There is a Game of Life example on GitHub which uses Ctries to selectively simulate only those parts of the Game of Life automaton which are currently active [4]. It also includes a Swing-based visualization of the Game of Life simulation, in which you can observe how tweaking the parameters affects performance.

The concurrent tries also support a linearizable, lock-free, constant
time `snapshot`

operation. This operation creates a new concurrent
trie with all the elements at a specific point in time, thus in effect
capturing the state of the trie at a specific point.
The `snapshot`

operation merely creates
a new root for the concurrent trie. Subsequent updates lazily rebuild the part of
the concurrent trie relevant to the update and leave the rest of the concurrent trie
intact. First of all, this means that the snapshot operation by itself is not expensive
since it does not copy the elements. Second, since the copy-on-write optimization copies
only parts of the concurrent trie, subsequent modifications scale horizontally.
The `readOnlySnapshot`

method is slightly more efficient than the
`snapshot`

method, but returns a read-only map which cannot be
modified.

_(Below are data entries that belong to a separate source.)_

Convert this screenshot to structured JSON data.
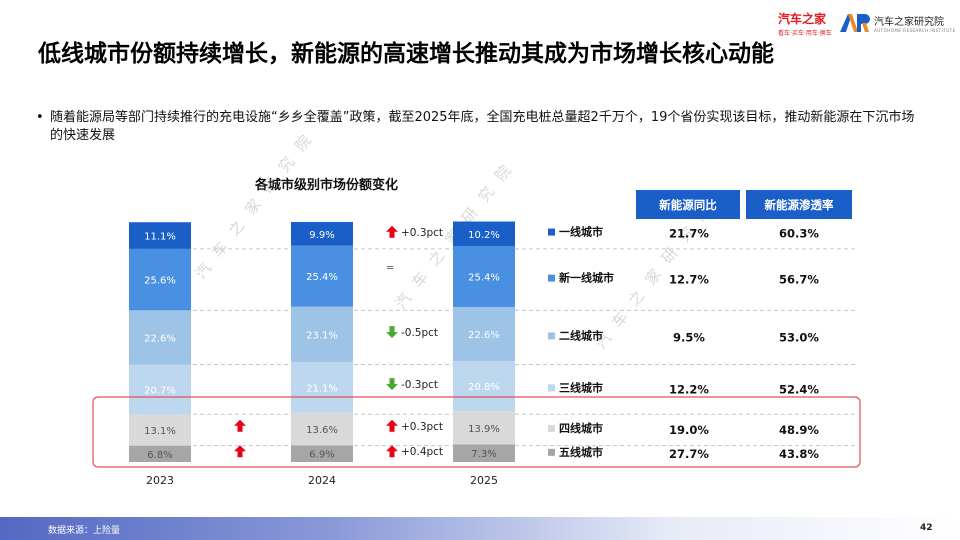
{
  "header": {
    "title": "低线城市份额持续增长，新能源的高速增长推动其成为市场增长核心动能",
    "logo1_text": "汽车之家",
    "logo1_sub": "看车·买车·用车·换车",
    "logo2_text": "汽车之家研究院",
    "logo2_sub": "AUTOHOME RESEARCH INSTITUTE"
  },
  "bullet": {
    "symbol": "•",
    "text": "随着能源局等部门持续推行的充电设施“乡乡全覆盖”政策，截至2025年底，全国充电桩总量超2千万个，19个省份实现该目标，推动新能源在下沉市场的快速发展"
  },
  "watermark": {
    "text": "汽车之家研究院"
  },
  "chart_data": {
    "type": "bar",
    "title": "各城市级别市场份额变化",
    "categories": [
      "2023",
      "2024",
      "2025"
    ],
    "series": [
      {
        "name": "五线城市",
        "values": [
          6.8,
          6.9,
          7.3
        ],
        "labels": [
          "6.8%",
          "6.9%",
          "7.3%"
        ],
        "color": "#a6a6a6"
      },
      {
        "name": "四线城市",
        "values": [
          13.1,
          13.6,
          13.9
        ],
        "labels": [
          "13.1%",
          "13.6%",
          "13.9%"
        ],
        "color": "#d9d9d9"
      },
      {
        "name": "三线城市",
        "values": [
          20.7,
          21.1,
          20.8
        ],
        "labels": [
          "20.7%",
          "21.1%",
          "20.8%"
        ],
        "color": "#bdd7ee"
      },
      {
        "name": "二线城市",
        "values": [
          22.6,
          23.1,
          22.6
        ],
        "labels": [
          "22.6%",
          "23.1%",
          "22.6%"
        ],
        "color": "#9dc3e6"
      },
      {
        "name": "新一线城市",
        "values": [
          25.6,
          25.4,
          25.4
        ],
        "labels": [
          "25.6%",
          "25.4%",
          "25.4%"
        ],
        "color": "#4a90e2"
      },
      {
        "name": "一线城市",
        "values": [
          11.1,
          9.9,
          10.2
        ],
        "labels": [
          "11.1%",
          "9.9%",
          "10.2%"
        ],
        "color": "#1a5fc8"
      }
    ],
    "changes": [
      {
        "series": "一线城市",
        "dir": "up",
        "text": "+0.3pct"
      },
      {
        "series": "新一线城市",
        "dir": "eq",
        "text": "="
      },
      {
        "series": "二线城市",
        "dir": "down",
        "text": "-0.5pct"
      },
      {
        "series": "三线城市",
        "dir": "down",
        "text": "-0.3pct"
      },
      {
        "series": "四线城市",
        "dir": "up",
        "text": "+0.3pct"
      },
      {
        "series": "五线城市",
        "dir": "up",
        "text": "+0.4pct"
      }
    ],
    "prior_changes": [
      {
        "series": "四线城市",
        "dir": "up"
      },
      {
        "series": "五线城市",
        "dir": "up"
      }
    ],
    "table": {
      "headers": [
        "新能源同比",
        "新能源渗透率"
      ],
      "rows": [
        {
          "city": "一线城市",
          "yoy": "21.7%",
          "pen": "60.3%",
          "color": "#1a5fc8"
        },
        {
          "city": "新一线城市",
          "yoy": "12.7%",
          "pen": "56.7%",
          "color": "#4a90e2"
        },
        {
          "city": "二线城市",
          "yoy": "9.5%",
          "pen": "53.0%",
          "color": "#9dc3e6"
        },
        {
          "city": "三线城市",
          "yoy": "12.2%",
          "pen": "52.4%",
          "color": "#bdd7ee"
        },
        {
          "city": "四线城市",
          "yoy": "19.0%",
          "pen": "48.9%",
          "color": "#d9d9d9"
        },
        {
          "city": "五线城市",
          "yoy": "27.7%",
          "pen": "43.8%",
          "color": "#a6a6a6"
        }
      ]
    },
    "colors": {
      "up": "#e60012",
      "down": "#4aa832",
      "highlight_box": "#e0525a",
      "header_bg": "#1a5fc8"
    }
  },
  "footer": {
    "source": "数据来源：上险量",
    "page": "42"
  }
}
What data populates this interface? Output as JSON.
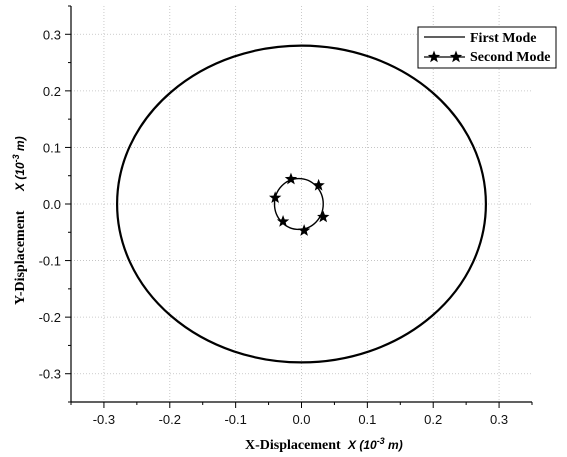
{
  "chart_data": {
    "type": "line",
    "xlabel": "X-Displacement",
    "xlabel_unit": "X (10",
    "xlabel_unit_exp": "-3",
    "xlabel_unit_tail": " m)",
    "ylabel": "Y-Displacement",
    "ylabel_unit": "X (10",
    "ylabel_unit_exp": "-3",
    "ylabel_unit_tail": " m)",
    "xlim": [
      -0.35,
      0.35
    ],
    "ylim": [
      -0.35,
      0.35
    ],
    "xticks": [
      -0.3,
      -0.2,
      -0.1,
      0.0,
      0.1,
      0.2,
      0.3
    ],
    "xtick_labels": [
      "-0.3",
      "-0.2",
      "-0.1",
      "0.0",
      "0.1",
      "0.2",
      "0.3"
    ],
    "yticks": [
      -0.3,
      -0.2,
      -0.1,
      0.0,
      0.1,
      0.2,
      0.3
    ],
    "ytick_labels": [
      "-0.3",
      "-0.2",
      "-0.1",
      "0.0",
      "0.1",
      "0.2",
      "0.3"
    ],
    "grid": true,
    "legend_position": "top-right",
    "series": [
      {
        "name": "First Mode",
        "shape": "ellipse",
        "center": [
          0.0,
          0.0
        ],
        "x_radius": 0.28,
        "y_radius": 0.28,
        "color": "#000000",
        "marker": "none"
      },
      {
        "name": "Second Mode",
        "shape": "ellipse",
        "center": [
          -0.004,
          0.0
        ],
        "x_radius": 0.037,
        "y_radius": 0.045,
        "color": "#000000",
        "marker": "star",
        "marker_points": [
          {
            "x": -0.016,
            "y": 0.044
          },
          {
            "x": 0.026,
            "y": 0.033
          },
          {
            "x": 0.033,
            "y": -0.023
          },
          {
            "x": 0.004,
            "y": -0.047
          },
          {
            "x": -0.028,
            "y": -0.031
          },
          {
            "x": -0.04,
            "y": 0.011
          }
        ]
      }
    ]
  }
}
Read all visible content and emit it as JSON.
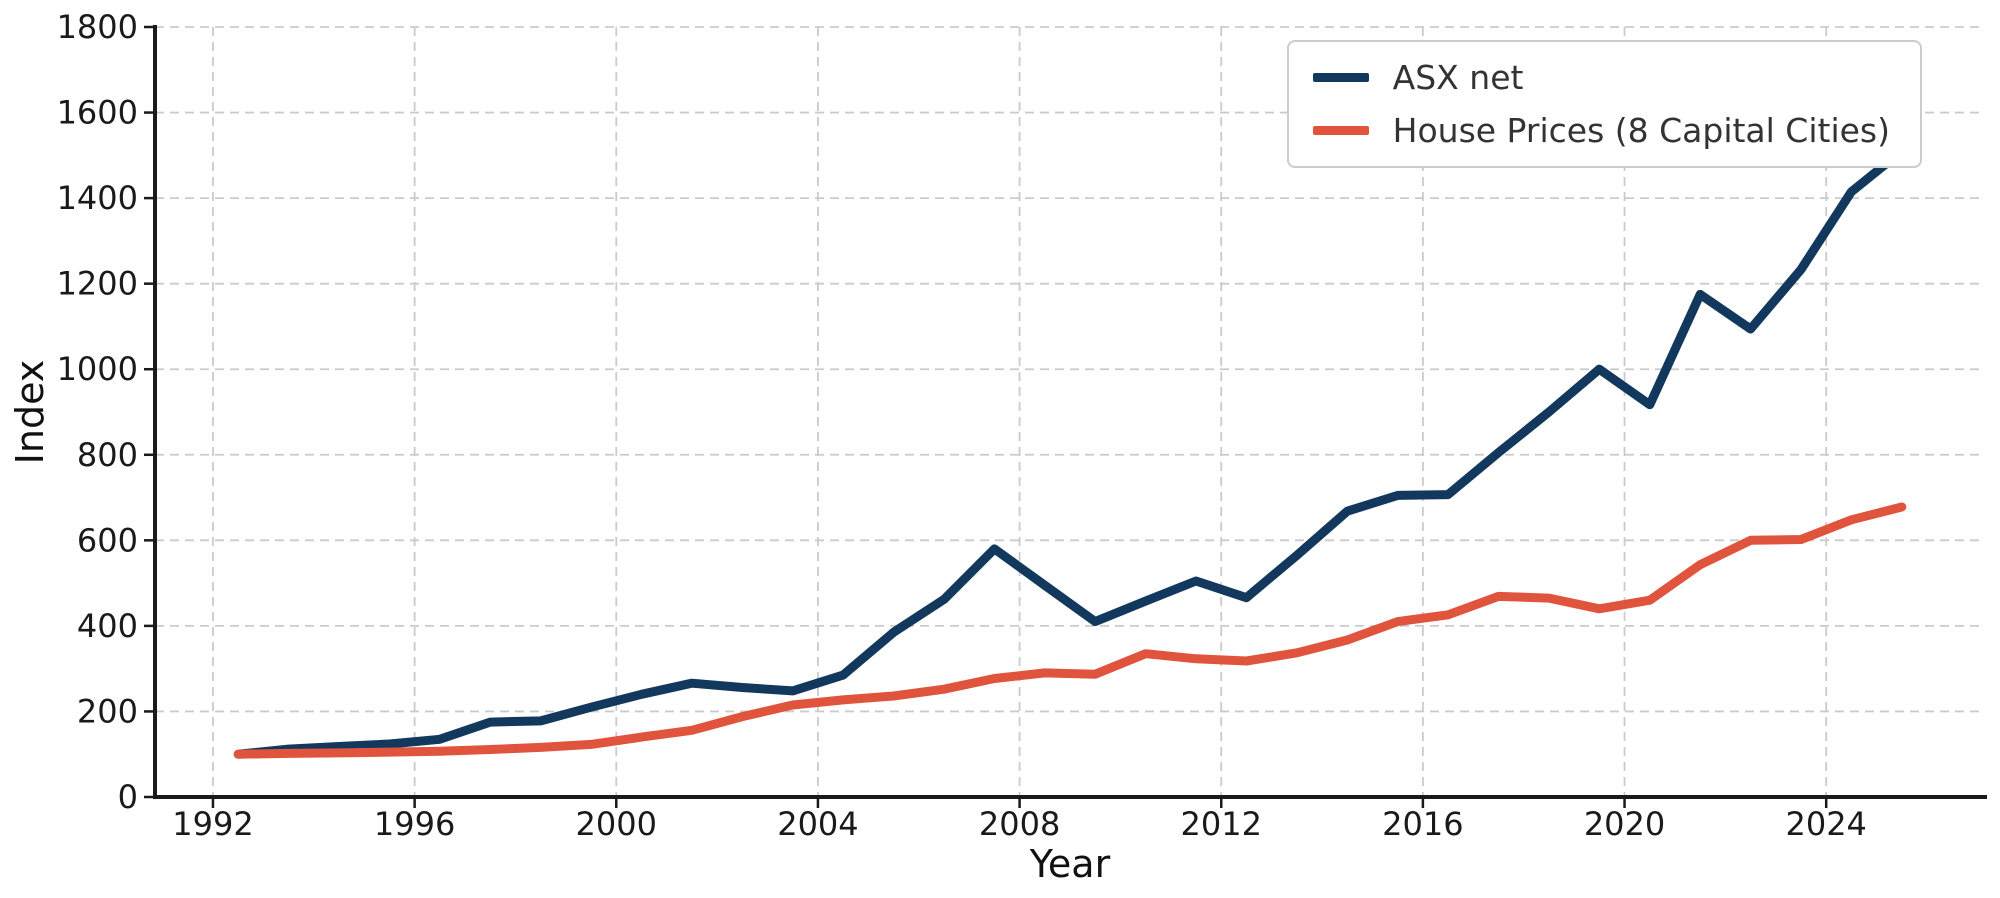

Concurrent tries also support a linearizable, constant-time
`clear`

operation based on the snapshot mechanism.
To learn more about how concurrent tries and snapshots work, see [1] and [2].

The iterators for concurrent tries are based on snapshots. Before the iterator object gets created, a snapshot of the concurrent trie is taken, so the iterator only traverses the elements in the trie at the time at which the snapshot was created. Naturally, the iterators use the read-only snapshot.

The `size`

operation is also based on the snapshot. A straightforward implementation, the `size`

call would just create an iterator (i.e. a snapshot) and traverse the elements to count them.
Every call to `size`

would thus require time linear in the number of elements. However, concurrent
tries have been optimized to cache sizes of their different parts, thus reducing the complexity
of the `size`

method to amortized logarithmic time. In effect, this means that after calling
`size`

once, subsequent calls to `size`

will require a minimum amount of work, typically recomputing
the size only for those branches of the trie which have been modified since the last `size`

call.
Additionally, size computation for parallel concurrent tries is performed in parallel.